Leah George enrolled in a program as a student nurse. She travelled in Nzega and neighboring areas treating patients and educating the public about hygiene. At the age of forty, she heard about opportunity to enroll in a midwife program in neighboring Uganda. Uganda was the closest place that provided opportunities for Tanganyika students to study medicine. A number of Tanganyika males studied medicine and became Doctors in the 1930s and 40s. Among the earliest Tanganyikans to study medicine at Makerere were Joseph Mutahangarwa and Francis Mwaisela. Dr. Joseph Mutahangarwa became the first Tanganyikan to complete medical course at Makerere. Doctor Francis Mwaisela, to whom a ward is named after him in Muhimbili Medical Center today, was among the first Tanganyika doctors to practice at Nzega hospital. Leah George was, therefore, not the only Tanganyikan seeking education in Uganda in the 1940s; however, she was probably one of the few women from Tanganyika studying to become a nurse in Uganda. While men were allowed to enroll in medical school and become doctors, women could only pursue nursing courses at the time. Leah George was fort years old when she enrolled in the program in Uganda. Nothing could prevent her from accomplishing her educational goals. She left Tanganyika for Uganda. But first, she had to learn a new language, Baganda. This was a three year course. She completed the course with flying colors sometime in the 1940s and returned to Nzega.

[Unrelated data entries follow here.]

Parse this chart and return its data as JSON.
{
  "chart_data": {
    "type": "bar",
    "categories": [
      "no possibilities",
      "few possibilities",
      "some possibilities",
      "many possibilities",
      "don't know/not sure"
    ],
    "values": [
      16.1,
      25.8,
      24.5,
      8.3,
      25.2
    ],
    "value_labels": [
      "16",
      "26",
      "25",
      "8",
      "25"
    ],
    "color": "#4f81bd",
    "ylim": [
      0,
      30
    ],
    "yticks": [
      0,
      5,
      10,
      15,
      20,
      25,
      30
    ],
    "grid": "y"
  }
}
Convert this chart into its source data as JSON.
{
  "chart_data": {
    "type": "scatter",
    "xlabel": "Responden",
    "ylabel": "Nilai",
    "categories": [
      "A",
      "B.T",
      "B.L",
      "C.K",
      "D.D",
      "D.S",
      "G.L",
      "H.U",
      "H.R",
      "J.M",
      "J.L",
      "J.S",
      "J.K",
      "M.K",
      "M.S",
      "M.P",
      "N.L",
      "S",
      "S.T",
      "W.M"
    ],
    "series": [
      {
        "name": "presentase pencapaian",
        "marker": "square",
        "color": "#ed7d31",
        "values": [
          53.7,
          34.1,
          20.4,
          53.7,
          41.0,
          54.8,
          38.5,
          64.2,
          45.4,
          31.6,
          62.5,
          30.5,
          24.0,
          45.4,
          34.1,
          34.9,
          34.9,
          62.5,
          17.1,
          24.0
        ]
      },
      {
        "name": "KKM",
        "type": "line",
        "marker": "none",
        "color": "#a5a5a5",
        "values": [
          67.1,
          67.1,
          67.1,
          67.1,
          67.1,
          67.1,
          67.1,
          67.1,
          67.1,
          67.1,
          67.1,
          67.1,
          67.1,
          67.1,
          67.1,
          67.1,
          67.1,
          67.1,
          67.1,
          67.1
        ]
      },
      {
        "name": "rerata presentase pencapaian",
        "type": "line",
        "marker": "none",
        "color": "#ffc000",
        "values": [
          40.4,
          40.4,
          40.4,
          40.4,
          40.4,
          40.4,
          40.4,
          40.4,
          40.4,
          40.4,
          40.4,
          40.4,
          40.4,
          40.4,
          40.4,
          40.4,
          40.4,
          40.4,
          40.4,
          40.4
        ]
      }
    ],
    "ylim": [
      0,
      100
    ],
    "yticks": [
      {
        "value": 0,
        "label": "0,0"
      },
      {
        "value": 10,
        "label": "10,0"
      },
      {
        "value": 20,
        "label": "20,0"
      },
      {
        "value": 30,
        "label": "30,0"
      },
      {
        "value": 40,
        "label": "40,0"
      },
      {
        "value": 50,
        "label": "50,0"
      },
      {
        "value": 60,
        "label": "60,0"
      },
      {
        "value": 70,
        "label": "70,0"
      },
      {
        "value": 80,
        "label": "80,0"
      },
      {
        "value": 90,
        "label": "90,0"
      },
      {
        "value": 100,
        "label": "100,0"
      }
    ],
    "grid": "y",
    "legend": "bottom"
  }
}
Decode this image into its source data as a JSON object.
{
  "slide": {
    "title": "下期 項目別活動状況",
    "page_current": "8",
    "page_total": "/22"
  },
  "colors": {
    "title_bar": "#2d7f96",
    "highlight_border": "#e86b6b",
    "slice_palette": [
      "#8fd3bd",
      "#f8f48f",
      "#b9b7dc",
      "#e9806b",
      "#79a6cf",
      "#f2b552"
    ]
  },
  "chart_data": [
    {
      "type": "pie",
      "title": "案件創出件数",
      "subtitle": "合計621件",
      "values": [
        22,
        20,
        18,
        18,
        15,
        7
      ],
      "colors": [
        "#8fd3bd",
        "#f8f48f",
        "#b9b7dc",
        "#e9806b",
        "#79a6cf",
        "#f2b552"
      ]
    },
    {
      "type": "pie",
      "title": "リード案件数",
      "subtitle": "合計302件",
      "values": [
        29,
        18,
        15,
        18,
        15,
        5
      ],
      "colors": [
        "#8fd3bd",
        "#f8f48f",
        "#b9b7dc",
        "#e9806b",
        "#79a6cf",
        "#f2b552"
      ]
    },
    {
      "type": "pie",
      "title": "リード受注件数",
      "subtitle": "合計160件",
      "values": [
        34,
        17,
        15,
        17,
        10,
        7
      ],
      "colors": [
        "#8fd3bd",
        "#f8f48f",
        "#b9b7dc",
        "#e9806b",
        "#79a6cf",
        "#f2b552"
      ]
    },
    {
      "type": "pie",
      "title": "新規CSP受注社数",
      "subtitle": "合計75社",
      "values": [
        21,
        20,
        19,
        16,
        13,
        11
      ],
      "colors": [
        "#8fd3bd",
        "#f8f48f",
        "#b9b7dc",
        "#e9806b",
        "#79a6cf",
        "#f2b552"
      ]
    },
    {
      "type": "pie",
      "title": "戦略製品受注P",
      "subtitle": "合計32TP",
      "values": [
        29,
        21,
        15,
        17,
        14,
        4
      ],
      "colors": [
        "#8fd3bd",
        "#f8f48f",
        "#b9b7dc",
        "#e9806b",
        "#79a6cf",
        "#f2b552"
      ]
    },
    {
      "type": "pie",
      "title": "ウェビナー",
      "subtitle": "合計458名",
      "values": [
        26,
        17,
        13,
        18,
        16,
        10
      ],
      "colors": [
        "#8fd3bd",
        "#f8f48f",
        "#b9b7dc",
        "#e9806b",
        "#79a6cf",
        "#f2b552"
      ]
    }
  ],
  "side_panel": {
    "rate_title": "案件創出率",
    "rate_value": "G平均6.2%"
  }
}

By 1950, Leah George was working hard providing medical care to those who needed it the most, and at the same time, she was training a new generation of women to continue with the important work of providing badly needed medical care and health education. She was a trailblazer, broke barriers, showed a generation of young girls that by hard work and determination it was possible to make their dreams come true. Not much details of her life and work is available. Looking at the little information that is available about her, one comes to the conclusion that she was a remarkable woman, an extraordinary human being. She was a role model, a person who saved lives and inspired countless girls to pursue their dreams and service society. Leah George changed her world, and in the process, changed the world around her.